Efficient utilization of oxygen-bearing low concentration coal-bed methane (LC-CBM) via solid oxide fuel cell (SOFC) device to generate power is highly attractive and receives tremendous attention. However, it is highly limited by the low conversion efficiency and coking tolerance during the operation. Hence, in this study, an anode with vertical microchannels coupled with highly active catalysts (Ni-Y₂O₃-Ce_0.5Zr_0.5O₂) and anode functional layer are integrated in a SOFC reactor to boost the partial oxidation of methane (POM) efficiency and enlarge the active electrochemical reaction area.

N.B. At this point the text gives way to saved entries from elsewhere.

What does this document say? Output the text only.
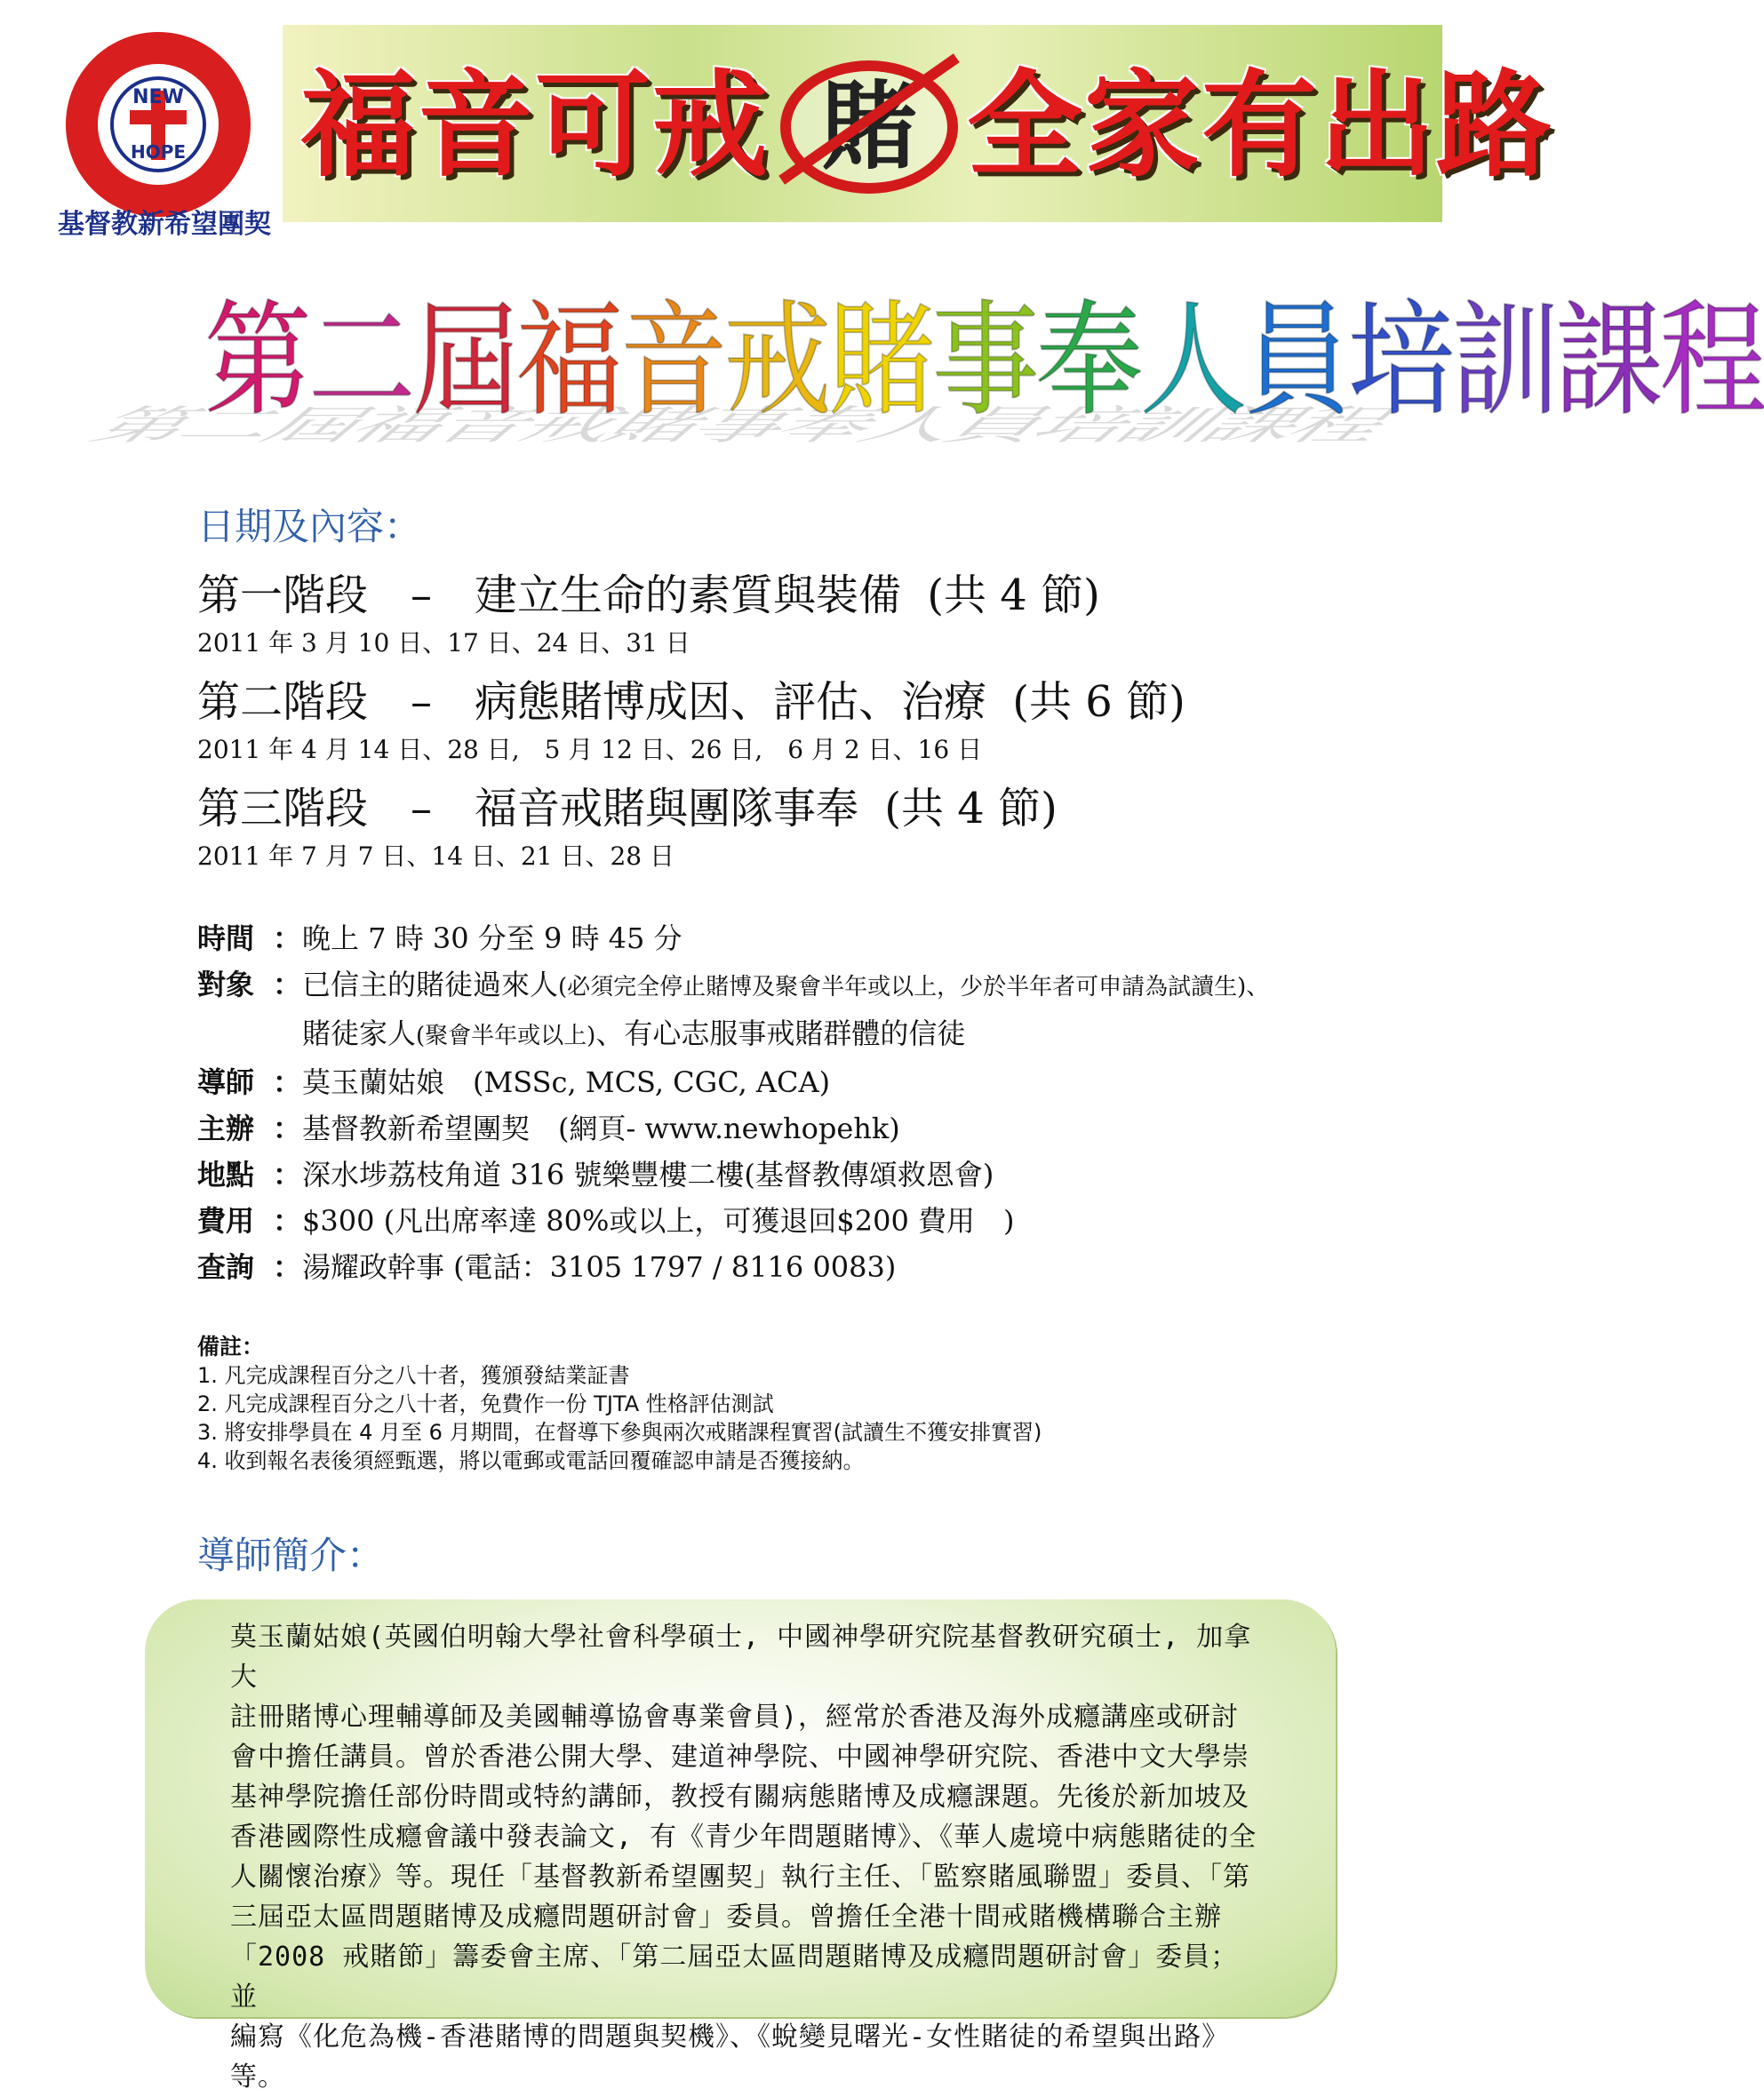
NEW
HOPE
基督教新希望團契
福音可戒 賭 全家有出路
第二屆福音戒賭事奉人員培訓課程
第二屆福音戒賭事奉人員培訓課程
日期及內容：
第一階段　–　建立生命的素質與裝備 (共 4 節)
2011 年 3 月 10 日、17 日、24 日、31 日
第二階段　–　病態賭博成因、評估、治療 (共 6 節)
2011 年 4 月 14 日、28 日,　5 月 12 日、26 日,　6 月 2 日、16 日
第三階段　–　福音戒賭與團隊事奉 (共 4 節)
2011 年 7 月 7 日、14 日、21 日、28 日
時間 ：晚上 7 時 30 分至 9 時 45 分
對象 ：已信主的賭徒過來人(必須完全停止賭博及聚會半年或以上，少於半年者可申請為試讀生)、
賭徒家人(聚會半年或以上)、有心志服事戒賭群體的信徒
導師 ：莫玉蘭姑娘　(MSSc, MCS, CGC, ACA)
主辦 ：基督教新希望團契　(網頁- www.newhopehk)
地點 ：深水埗荔枝角道 316 號樂豐樓二樓(基督教傳頌救恩會)
費用 ：$300 (凡出席率達 80%或以上，可獲退回$200 費用　)
查詢 ：湯耀政幹事 (電話：3105 1797 / 8116 0083)
備註：
1. 凡完成課程百分之八十者，獲頒發結業証書
2. 凡完成課程百分之八十者，免費作一份 TJTA 性格評估測試
3. 將安排學員在 4 月至 6 月期間，在督導下參與兩次戒賭課程實習(試讀生不獲安排實習)
4. 收到報名表後須經甄選，將以電郵或電話回覆確認申請是否獲接納。
導師簡介：
莫玉蘭姑娘(英國伯明翰大學社會科學碩士, 中國神學研究院基督教研究碩士, 加拿大
註冊賭博心理輔導師及美國輔導協會專業會員)，經常於香港及海外成癮講座或研討
會中擔任講員。曾於香港公開大學、建道神學院、中國神學研究院、香港中文大學崇
基神學院擔任部份時間或特約講師，教授有關病態賭博及成癮課題。先後於新加坡及
香港國際性成癮會議中發表論文, 有《青少年問題賭博》、《華人處境中病態賭徒的全
人關懷治療》等。現任「基督教新希望團契」執行主任、「監察賭風聯盟」委員、「第
三屆亞太區問題賭博及成癮問題研討會」委員。曾擔任全港十間戒賭機構聯合主辦
「2008 戒賭節」籌委會主席、「第二屆亞太區問題賭博及成癮問題研討會」委員；並
編寫《化危為機-香港賭博的問題與契機》、《蛻變見曙光-女性賭徒的希望與出路》等。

Benefiting from the integrated SOFC reactor, the methane conversion efficiency is increased from 23.59% to 43.22 % at 750°C when using 16% CH₄-4%O₂-80%N₂ as fuel. Meanwhile, the related peak power density is increased from 904 mW cm^-2 to 1208 mW cm^-2. The integrated SOFC reactor can steadily operate at 750°C for more than 100 h without any degradation, indicating the excellent anti-coking performance. Consequently, the proposed integrated SOFC reactor provides a great application potential for the efficient utilization of LC-CBM.

Low concentration coal-bed methane, Solid oxide fuel cells, Vertical microchannels, Surface modification, Infiltrating catalysts.